The Maritime Link will transmit clean, renewable energy, generated in Newfoundland and Labrador to the North American grid in Nova Scotia, while reducing dependence on fossil fuels.

ABB said that the interconnector has been handed over to Emera, a energy and services company headquartered in eastern Canada.  The link made the first exchange of electricity in last December and it went into service this January.

ABB has continued working with Emera and the system operators in each province during the initial operation.

The company claims that stabilizing features in its solution will allow Nova Scotia to integrate additional renewables including wind power to contribute to Canada’s emission reduction efforts.

For this project, ABB has used HVDC Light technology, which is claimed to be the first bipolar configuration of its kind in the world using reliable Voltage Source Converters (VSC).

ABB said that its solution is designed to enhance system availability, reduce losses and increase grid reliability, as power continues to flow even if one conductor or converter is not in use.

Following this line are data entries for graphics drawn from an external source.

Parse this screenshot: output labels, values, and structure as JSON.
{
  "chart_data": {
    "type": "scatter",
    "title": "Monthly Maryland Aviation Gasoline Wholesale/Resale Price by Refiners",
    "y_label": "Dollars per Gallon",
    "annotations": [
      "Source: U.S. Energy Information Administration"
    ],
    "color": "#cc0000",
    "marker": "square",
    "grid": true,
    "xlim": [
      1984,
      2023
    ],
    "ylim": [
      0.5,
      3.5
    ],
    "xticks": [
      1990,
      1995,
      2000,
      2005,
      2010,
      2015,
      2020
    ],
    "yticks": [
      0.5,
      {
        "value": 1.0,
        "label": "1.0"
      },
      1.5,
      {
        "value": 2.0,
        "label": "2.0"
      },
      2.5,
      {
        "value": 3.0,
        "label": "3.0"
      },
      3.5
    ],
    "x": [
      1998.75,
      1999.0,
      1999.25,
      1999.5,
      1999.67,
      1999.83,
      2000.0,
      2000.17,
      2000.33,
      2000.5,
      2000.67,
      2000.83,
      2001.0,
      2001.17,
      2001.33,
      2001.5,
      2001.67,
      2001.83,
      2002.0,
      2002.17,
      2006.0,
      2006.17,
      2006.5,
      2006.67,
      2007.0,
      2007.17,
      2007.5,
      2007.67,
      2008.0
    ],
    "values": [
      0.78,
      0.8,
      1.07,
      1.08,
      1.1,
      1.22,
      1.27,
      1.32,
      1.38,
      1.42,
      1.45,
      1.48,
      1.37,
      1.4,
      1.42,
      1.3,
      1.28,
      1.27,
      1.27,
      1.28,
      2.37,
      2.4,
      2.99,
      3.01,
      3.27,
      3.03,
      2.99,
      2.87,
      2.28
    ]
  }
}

ABB Grid Integration business head Patrick Fragman said: “Our proven HVDC Light technology will enable the historical Maritime Link project to integrate and deliver clean renewable energy while enhancing grid stability and enabling power sharing.

“HVDC transmission, a technology we pioneered and lead, is an important element of our Next Level strategy, reinforcing our position as a partner of choice for enabling a stronger, smarter and greener grid.”

Besides, the two converter stations for the ±200 kilovolt (kV) HVDC link, the project scope also included two 230kV alternating current (AC) substations in Newfoundland, one 345kV AC substation in Nova Scotia and two cable transition stations.